We borrowed Gartner's Hype Cycle model to make some comparisons (http://gsb.haifa.ac.il/~sheizaf/ecommerce/GartnerHypeCycle.html). This model is used to describe IT approaches, like business intelligence and customer relationship management. It says that each technology goes through several distinct phases, here in abbreviated form:
1. Early Adoption, who try out the technology and prove that it can really do something. These early adopters them become the poster children and get lots of publicity. This leads to...
2. Maximum Hype, in which the fad seems to be everywhere and can solve virtually all problems. Press coverage is intense, consultants pop out of nowhere, and everyone is talking about it. This leads to...
3. Unmet Expectations, in which people trying out the technology find it fails to meet all the claims during the period of maximum hype.

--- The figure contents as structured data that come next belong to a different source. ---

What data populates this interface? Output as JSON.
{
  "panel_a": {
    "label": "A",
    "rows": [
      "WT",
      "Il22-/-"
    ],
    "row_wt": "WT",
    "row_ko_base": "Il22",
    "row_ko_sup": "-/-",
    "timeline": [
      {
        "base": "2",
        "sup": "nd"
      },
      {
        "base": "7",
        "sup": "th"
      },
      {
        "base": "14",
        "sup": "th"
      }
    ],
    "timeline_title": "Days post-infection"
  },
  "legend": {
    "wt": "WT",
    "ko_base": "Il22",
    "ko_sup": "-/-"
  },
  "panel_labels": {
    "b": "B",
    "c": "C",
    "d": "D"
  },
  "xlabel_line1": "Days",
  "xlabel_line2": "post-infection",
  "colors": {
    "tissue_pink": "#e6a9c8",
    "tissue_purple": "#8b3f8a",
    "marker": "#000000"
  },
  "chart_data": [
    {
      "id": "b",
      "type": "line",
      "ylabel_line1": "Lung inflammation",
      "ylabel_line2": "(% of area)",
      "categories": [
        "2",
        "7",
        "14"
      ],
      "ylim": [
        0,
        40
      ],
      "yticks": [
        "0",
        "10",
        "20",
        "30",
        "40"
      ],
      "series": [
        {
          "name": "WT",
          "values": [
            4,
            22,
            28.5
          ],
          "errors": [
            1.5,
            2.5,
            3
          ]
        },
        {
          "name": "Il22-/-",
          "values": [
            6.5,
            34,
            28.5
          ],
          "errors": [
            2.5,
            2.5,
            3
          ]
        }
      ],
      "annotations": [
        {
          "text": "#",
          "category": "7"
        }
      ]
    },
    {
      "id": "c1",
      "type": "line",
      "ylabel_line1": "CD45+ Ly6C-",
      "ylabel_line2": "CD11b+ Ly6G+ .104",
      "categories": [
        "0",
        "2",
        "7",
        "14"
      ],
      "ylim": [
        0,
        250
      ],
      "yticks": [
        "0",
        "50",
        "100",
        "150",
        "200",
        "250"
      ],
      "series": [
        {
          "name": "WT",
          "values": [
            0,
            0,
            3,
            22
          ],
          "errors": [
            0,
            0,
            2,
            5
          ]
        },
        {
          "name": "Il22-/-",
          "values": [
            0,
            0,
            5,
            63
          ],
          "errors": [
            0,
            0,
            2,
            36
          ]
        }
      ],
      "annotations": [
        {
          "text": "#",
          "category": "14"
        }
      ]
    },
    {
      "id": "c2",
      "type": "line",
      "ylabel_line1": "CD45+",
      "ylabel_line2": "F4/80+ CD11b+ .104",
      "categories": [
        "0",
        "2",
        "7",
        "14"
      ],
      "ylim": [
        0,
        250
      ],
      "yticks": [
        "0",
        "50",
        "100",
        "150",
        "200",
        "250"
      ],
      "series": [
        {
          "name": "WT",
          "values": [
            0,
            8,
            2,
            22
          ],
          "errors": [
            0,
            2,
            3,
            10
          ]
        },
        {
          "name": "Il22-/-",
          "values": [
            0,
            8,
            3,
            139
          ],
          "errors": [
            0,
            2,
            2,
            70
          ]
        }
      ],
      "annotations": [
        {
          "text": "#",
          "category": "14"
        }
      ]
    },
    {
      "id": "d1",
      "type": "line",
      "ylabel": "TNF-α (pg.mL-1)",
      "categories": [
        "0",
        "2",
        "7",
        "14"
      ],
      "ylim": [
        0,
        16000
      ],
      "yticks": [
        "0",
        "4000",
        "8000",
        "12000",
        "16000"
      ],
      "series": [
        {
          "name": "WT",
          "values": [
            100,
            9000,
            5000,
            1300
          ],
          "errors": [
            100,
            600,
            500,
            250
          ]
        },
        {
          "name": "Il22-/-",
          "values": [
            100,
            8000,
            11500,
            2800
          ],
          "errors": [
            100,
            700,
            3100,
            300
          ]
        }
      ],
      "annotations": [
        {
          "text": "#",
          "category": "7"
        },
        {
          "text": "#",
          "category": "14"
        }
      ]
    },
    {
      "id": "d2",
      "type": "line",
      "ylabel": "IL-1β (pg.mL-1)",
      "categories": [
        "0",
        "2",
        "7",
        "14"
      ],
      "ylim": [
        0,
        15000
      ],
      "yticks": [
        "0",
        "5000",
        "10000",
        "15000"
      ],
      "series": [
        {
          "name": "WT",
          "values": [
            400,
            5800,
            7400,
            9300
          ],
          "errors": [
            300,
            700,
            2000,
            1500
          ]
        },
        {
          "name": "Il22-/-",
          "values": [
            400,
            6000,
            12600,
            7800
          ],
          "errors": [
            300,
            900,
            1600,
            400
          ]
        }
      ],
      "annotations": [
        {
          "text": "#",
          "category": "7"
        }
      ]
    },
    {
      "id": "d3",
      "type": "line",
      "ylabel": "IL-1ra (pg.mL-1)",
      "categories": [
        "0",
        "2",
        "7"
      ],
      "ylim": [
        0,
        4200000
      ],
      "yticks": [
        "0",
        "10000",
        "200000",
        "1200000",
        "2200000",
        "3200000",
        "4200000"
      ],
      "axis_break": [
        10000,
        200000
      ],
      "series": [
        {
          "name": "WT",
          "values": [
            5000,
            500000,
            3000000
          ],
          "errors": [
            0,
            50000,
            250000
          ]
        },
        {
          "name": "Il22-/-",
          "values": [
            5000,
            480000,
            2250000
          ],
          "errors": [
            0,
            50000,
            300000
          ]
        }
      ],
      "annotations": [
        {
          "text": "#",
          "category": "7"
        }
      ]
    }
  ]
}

Disillusionment and bad press crush the technology into the background. This leads to...
4. Maturation, in which people quietly find the strengths and limitations of the technology and use it to solve real business problems. It works its way into the way things are done.
Henry and I both agreed that Open Innovation was in the earlier phases. He leaned more towards early adoption, "Open Innovation is just at its beginning phase." I thought it was approaching the period of maximum hype, "It is hard to imagine more press coverage and accolades." P&G is definitely an early adopter, and has been on the speaking circuit for a while now. It seems to me that their success is going to limit the success of later consumer products companies that try the techique. P&G is already prospecting the world for great consumer products ideas using Open Innovation, and has undoubtedly found many of the good ideas. Perhaps the vein has been mined.
Henry was less sure. But he pointed out that P&G's version of Open Innovation is only one of three parts: they focus on getting ideas from other companies. Nobody has really mastered taking one's own ideas and putting them out to others, nor have true markets really emerged for the exchange of ideas. Both of these aspects of Open Innovation remain in the Early Adoption phase.